Maybe for a feature video because its something where i have diffuclties with. How to find people with the same pov on life. Or how did you meet those people? Love the video’s. Currently working hard to develop my prototype (and than hopefully my MVP)
These are very good points... But I also feel many take on VC / investors when all they really needed to do was to pivot to stay in control (bootstrapped). I think some times seeking investment is the easy way out unless you are taking it to Vivino scale ;)
@@RawStartup I did tell them. The old man, well polished version of Al Pacino look alike, was very receptive. He is going to find Vino app. Correct me if I'm wrong: I told them the Vino app scans the bottles and tells you which is authentic wine depending on buyers preference (sweet or sour)
You say that you cannot scale time, because there is 24 hours in a day. But as the founder of an e-commerce consulting firm, I do have a dream to change the world to become more e-commerce minded, and I do need to scale my business if I want to change the world. Are you saying that this has to happen organically forever and ever, or will some size have a potential to raise money to scale?
You can do that, but you have to find a consulting product that you can sell at scale.
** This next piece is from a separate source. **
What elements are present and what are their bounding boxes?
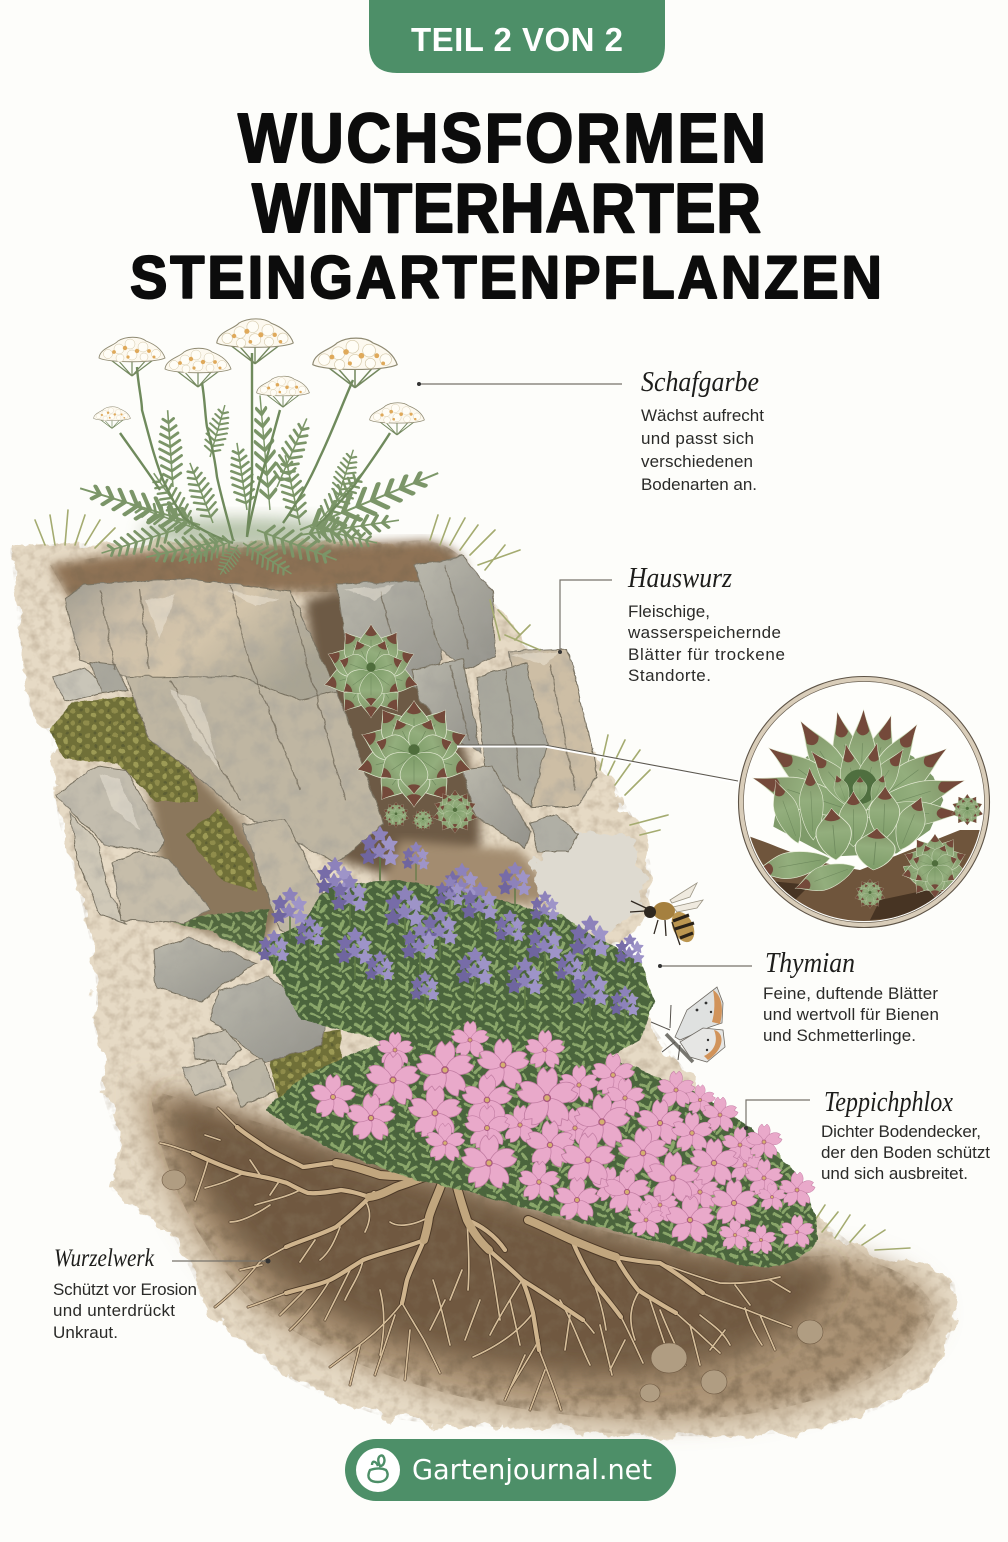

That is hard to do with hours, there will never be more that 24 hours in a day.
I think Vino should build hardware to be distributed to wine stores. Ai hardware that helps wine tasting to remind people of what they had tasted previously and what is similar to the previous taste, if they care to try
Question for you Heini. When you started Vivino, the app was not monetized for a while, right? Even so, you are able to get funded by investors because they believe in the later monetization of the app? So an app doesn't have to be for-profit out of the gate, but only needs to show how it could be monetized at a later date? Or am I completely wrong? Thanks.
If you're in a big market and winning, already have a clear idea about the business model should be then you can convince the investors it can wait. It is a land grab, focus on winning first, then revenue.
Cheers. I am developing the application with a small team of selected people. Our development strategy is to start regionally and, based on the experiences of users, try to expand to a larger market. In this sense, point 5 that you mentioned in this video (organic growth without raising money) is interesting to me. Does this mean that if you don't raise money for rapid growth, you're not actually a startup? Is it right to start with organic growth and then go for rapid growth?
Great question in theory you are not really a Startup, by my definition, as your not really growing fast. In reality most Startups go in and out of that. So they are Bootstrapped for periods of their lives. So I would say if you see yourself as a Startup that is what you are.
Again, very interesting video. You got me concerned about "investors don't invest in part-time founders". I had two great ideas and now that I made some money, I built both. Both apps, totally unrelated, are about to go-to-market. Will investors appreciate the creativity and hard work or will they force me to give one up? If so, what's the best exit strategy in such case?
Don’t let some idiots with money change what you’re doing unless you really want the change. You can always do multiple things. Fuck anyone who says otherwise.